Le mécanisme de Kelvin-Helmholtz
Quand deux couches de fluide glissent l'une contre l'autre, le saut de vitesse à l'interface est une nappe de vorticité. Toute petite corrugation de l'interface abaisse la pression à la crête (Bernoulli) et soulève le creux, donc la corrugation croît : la classique instabilité KH. Pour des densités égales sans gravité ni tension, toutes les longueurs d'onde sont instables et le taux de croissance augmente avec le nombre d'onde k, donc les ondes les plus courtes gagnent jusqu'à ce que la tension superficielle les coupe. La théorie linéaire donne la relation de dispersion (ρ₁+ρ₂)ω² − 2(ρ₁U₁+ρ₂U₂)kω + (ρ₁U₁²+ρ₂U₂² − B²/μ₀)k² − (ρ₁−ρ₂)gk − σk³ = 0, dont les racines complexes ω = ωᵣ − iγ donnent un taux de croissance positif γ là où le cisaillement domine.

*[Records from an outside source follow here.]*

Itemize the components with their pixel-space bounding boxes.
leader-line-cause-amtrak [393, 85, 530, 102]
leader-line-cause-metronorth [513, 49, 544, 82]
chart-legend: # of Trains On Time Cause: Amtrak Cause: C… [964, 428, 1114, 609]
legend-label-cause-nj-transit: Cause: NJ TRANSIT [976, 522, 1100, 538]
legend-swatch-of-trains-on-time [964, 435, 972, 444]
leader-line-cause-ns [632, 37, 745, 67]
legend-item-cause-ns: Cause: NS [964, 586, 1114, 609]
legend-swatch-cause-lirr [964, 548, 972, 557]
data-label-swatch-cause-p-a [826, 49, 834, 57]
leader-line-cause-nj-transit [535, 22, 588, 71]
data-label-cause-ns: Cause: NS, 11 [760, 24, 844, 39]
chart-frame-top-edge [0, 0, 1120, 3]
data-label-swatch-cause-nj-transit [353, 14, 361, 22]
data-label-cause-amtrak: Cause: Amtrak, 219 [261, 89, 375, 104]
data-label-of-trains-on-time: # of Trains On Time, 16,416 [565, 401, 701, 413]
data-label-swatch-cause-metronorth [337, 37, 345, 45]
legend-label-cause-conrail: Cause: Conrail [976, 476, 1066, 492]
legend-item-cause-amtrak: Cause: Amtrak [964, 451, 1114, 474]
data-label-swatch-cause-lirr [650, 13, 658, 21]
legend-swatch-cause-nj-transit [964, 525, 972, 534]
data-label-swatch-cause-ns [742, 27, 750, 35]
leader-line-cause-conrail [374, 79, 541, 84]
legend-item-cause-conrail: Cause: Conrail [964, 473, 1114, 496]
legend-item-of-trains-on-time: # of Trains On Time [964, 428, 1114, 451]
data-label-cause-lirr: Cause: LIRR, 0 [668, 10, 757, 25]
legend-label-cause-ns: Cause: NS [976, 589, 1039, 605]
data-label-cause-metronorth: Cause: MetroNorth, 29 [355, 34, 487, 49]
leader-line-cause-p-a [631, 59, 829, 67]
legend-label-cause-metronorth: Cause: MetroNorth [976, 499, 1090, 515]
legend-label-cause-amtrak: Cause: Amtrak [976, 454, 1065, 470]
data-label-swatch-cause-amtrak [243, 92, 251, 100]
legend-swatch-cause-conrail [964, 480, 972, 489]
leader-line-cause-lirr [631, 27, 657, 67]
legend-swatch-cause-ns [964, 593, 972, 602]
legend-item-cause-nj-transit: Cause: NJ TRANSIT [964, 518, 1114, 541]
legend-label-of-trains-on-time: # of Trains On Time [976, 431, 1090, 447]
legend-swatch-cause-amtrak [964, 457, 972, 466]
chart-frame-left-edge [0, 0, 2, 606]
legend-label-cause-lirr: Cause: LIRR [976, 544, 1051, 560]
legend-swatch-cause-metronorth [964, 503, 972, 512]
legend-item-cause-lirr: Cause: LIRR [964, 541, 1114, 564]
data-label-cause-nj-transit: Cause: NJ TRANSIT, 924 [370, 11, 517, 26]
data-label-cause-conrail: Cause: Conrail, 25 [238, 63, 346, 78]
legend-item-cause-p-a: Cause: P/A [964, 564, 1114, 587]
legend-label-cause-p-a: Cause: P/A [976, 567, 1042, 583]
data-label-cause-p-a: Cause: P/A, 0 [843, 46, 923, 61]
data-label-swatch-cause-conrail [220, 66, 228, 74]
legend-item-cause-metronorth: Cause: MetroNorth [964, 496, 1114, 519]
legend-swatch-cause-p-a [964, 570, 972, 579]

Ce qui stabilise l'interface
Trois effets combattent l'instabilité. (1) Stratification de densité stable — quand le fluide le plus lourd est en dessous (ρ₁>ρ₂), la gravité (ρ₁−ρ₂)gk agit comme force de rappel sur les ondes longues ; c'est pourquoi la surface de la mer ne se brise en vagues qu'au-dessus d'une vitesse de vent critique. (2) La tension superficielle σk³ tue les longueurs d'onde les plus courtes, fixant une coupure à haut k ; c'est pourquoi les petites rides sont lisses. (3) Un champ magnétique horizontal ajoute la tension magnétique B²k²/μ₀ (effet Alfvén), qui peut supprimer entièrement KH — c'est pourquoi la magnétopause du vent solaire peut rester nette. Augmenter ΔU ou le rapport de densité ramène vers l'instabilité.